Clean energy focus of California-China cooperation

2023-05-29 13:23:32China Daily Editor : Li Yan ECNS App Download

Clean energy has been a focus of cooperation between California and China in various sectors, said U.S. officials who are looking forward to deepening the engagement to achieve ambitious climate goals and economic benefits.

The cities of Shanghai and Los Angeles provide an example of collaboration to decarbonize the supply chains between the world's two largest economies.

"With the help of the C40 climate network, our ports have launched a green shipping corridor. Together, we're partnering to decarbonize the supply chains that connect our companies and our consumers," said Erin Bromaghim, deputy mayor of Los Angeles, at the 2023 California-China Business Forum in Los Angeles on May 22.

The C40 network is a group of major cities around the world that are committed to addressing climate change. Bromaghim said both Los Angeles and Shanghai are the centers of vibrant economies and home to the biggest ports in their respective nations, and she was "very excited about our growing collaboration with Shanghai".

"We're focused on accelerating the innovative technologies that will zero the emissions of ships that serve this important trade route, as well as our port operations," said Bromaghim. "This incredibly important work is done together to confront our shared challenge of climate change."

The business forum attracted around 400 businesses and trade representatives from California and China.

California Lieutenant Governor Eleni Kounalakis took the opportunity to encourage investment from China to participate in the "green wave" happening in the state.

California's transition to a clean economy presents an "extraordinary" business opportunity for investors from around the world, particularly China, said Kounalakis.

"For decades, we have proven that it is possible to grow our economy while simultaneously reducing greenhouse gas emissions. We have set some of the most ambitious targets in the world. We have invested billions of dollars in incentives and tax credits. We are building a workforce to take on our ambitious infrastructure projects. And we already employ more people in the clean economy than any other state in the nation," she said.

California leads the United States in electric-vehicle adoption and in the generation and use of clean energy to power the electric grid, said the lieutenant governor.

In 15 years, the EV industry has gone from startup to the producer of one of California's largest commercial exports, she said, and Caifornia has set a goal to power the state with 90 percent clean energy by 2035 and 100 percent clean energy by 2045.

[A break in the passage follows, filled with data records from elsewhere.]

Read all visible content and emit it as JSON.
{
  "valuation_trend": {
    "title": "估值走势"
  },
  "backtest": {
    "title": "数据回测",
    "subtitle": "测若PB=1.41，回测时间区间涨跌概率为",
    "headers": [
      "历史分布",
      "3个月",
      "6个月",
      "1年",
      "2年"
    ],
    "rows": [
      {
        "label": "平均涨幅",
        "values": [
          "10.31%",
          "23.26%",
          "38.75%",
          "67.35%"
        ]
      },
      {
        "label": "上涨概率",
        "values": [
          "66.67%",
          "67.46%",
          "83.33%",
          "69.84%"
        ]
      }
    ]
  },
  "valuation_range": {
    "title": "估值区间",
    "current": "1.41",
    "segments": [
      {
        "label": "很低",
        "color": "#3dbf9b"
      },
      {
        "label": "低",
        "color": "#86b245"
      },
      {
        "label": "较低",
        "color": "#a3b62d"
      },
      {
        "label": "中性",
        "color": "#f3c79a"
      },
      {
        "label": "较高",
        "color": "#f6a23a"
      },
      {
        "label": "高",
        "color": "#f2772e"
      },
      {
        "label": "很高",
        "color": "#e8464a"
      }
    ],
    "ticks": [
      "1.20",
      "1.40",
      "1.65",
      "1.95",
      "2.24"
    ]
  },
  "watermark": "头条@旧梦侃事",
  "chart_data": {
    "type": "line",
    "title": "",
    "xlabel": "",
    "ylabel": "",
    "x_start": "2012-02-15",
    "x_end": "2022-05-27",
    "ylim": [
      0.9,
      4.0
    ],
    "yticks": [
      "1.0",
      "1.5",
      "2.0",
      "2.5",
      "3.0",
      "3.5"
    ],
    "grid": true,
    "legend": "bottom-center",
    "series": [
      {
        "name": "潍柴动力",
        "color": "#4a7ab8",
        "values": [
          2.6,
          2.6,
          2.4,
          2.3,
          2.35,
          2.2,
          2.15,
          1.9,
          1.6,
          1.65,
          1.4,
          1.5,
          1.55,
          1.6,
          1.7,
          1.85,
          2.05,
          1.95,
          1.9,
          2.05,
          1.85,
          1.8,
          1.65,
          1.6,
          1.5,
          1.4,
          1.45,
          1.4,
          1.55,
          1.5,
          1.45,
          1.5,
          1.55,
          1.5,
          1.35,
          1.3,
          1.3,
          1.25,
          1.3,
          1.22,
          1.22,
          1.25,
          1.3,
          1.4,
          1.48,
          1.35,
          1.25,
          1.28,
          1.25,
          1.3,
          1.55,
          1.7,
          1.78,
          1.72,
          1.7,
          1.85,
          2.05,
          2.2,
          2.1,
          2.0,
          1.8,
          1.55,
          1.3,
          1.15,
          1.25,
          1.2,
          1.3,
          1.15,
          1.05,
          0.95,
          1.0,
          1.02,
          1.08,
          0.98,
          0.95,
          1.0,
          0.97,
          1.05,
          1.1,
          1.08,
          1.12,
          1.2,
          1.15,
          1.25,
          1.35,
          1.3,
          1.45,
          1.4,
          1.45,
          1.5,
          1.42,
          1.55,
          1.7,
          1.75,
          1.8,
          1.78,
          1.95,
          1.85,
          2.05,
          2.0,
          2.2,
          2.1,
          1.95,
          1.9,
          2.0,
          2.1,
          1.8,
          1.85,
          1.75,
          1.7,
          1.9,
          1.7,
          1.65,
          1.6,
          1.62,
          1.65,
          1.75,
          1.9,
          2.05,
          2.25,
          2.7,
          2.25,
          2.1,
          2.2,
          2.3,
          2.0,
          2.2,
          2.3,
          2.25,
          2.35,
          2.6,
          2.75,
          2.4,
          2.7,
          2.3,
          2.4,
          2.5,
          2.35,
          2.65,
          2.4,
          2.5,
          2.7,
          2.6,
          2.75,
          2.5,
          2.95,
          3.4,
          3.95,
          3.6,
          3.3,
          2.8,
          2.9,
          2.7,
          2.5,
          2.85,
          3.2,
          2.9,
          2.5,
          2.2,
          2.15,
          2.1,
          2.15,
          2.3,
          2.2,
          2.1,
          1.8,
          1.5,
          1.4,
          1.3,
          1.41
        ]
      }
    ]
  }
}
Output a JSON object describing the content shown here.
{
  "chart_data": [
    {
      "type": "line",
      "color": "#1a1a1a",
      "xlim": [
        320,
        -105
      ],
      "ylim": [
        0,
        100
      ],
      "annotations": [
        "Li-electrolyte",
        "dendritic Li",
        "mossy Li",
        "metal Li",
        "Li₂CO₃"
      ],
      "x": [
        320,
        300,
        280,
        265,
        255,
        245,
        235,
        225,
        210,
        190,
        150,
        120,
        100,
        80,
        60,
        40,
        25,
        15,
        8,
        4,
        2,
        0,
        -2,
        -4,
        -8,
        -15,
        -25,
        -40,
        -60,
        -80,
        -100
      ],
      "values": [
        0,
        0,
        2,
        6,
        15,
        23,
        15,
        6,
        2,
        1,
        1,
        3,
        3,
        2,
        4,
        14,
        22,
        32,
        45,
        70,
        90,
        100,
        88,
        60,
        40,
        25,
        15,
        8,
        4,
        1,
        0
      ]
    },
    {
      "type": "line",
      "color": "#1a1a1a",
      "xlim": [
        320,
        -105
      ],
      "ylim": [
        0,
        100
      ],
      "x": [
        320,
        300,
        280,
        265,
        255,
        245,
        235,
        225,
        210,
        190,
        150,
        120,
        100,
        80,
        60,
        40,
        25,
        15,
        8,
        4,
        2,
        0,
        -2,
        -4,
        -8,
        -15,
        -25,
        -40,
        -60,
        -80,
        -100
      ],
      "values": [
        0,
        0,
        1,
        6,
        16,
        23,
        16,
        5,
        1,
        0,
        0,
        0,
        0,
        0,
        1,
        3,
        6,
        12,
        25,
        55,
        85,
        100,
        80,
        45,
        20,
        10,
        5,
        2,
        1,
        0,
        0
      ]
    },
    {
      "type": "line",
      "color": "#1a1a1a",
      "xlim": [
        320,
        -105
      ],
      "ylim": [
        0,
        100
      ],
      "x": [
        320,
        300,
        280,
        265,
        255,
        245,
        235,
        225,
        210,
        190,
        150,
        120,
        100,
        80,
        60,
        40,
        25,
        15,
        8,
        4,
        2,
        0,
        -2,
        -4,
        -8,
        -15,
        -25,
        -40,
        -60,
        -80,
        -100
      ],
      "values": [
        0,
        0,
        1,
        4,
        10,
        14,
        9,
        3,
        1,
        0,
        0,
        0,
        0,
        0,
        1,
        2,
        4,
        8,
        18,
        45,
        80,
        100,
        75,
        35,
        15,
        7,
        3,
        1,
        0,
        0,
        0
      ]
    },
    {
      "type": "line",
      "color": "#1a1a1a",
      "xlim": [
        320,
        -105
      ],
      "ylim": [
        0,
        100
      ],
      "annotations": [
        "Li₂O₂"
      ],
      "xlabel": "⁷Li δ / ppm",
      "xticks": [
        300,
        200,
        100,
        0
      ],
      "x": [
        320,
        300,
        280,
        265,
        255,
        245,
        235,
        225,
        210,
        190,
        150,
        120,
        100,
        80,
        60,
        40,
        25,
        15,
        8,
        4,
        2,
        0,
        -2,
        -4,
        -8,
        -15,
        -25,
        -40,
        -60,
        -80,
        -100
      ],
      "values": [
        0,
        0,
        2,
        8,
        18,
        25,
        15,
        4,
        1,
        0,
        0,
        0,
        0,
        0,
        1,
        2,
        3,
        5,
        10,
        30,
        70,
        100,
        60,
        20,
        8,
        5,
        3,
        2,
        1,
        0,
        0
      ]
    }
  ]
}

To achieve those goals, the state is expanding renewable energy resources, like solar, wind and geothermal, and developing energy storage technologies; collaboration with China plays an important role, she said.

"California and China have built a notable record of collaboration in climate resiliency and environmental protection," said Kounalakis. "Over the last 10 years, we have signed over 20 memoranda of understanding at the national, provincial and municipal level."

For example, the California-China Climate Institute at the University of California, Berkeley, led by former California governor Jerry Brown, continues to be an important center for innovation and dialogue between the two sides, she added.

To meet the ambitious climate goals, Stephanie Duran, director at the U.S. Department of Energy's China Office, identifies carbon capture, utilization and storage (CCUS) as an important area for collaboration.

She explained that CCUS is essential for industrial decarbonization for facilities like steel and cement factories, and power plants. The global task at hand now is to expand CCUS into larger, more challenging capture sources, she said.

"In fact, CCUS and direct air capture were specifically called out in the U.S.-China Joint Glasgow Declaration," said Duran. "We are excited about the prospects for development of regional scale carbon management hubs in the U.S. and in China."

China has announced multiple pilots and studies around industrial clusters, including a project in East China to develop the nation's first open source 10 million-tonne-per-year CCUS project in support of industrial decarbonization and the development of low carbon supply chains, said Duran.

"The U.S. and China have a strong track record of engagement on carbon management," she said, "and U.S.-China efforts are critical to strengthen the global push to develop, demonstrate and deploy carbon management technologies and move the needle towards commercialization of scale up."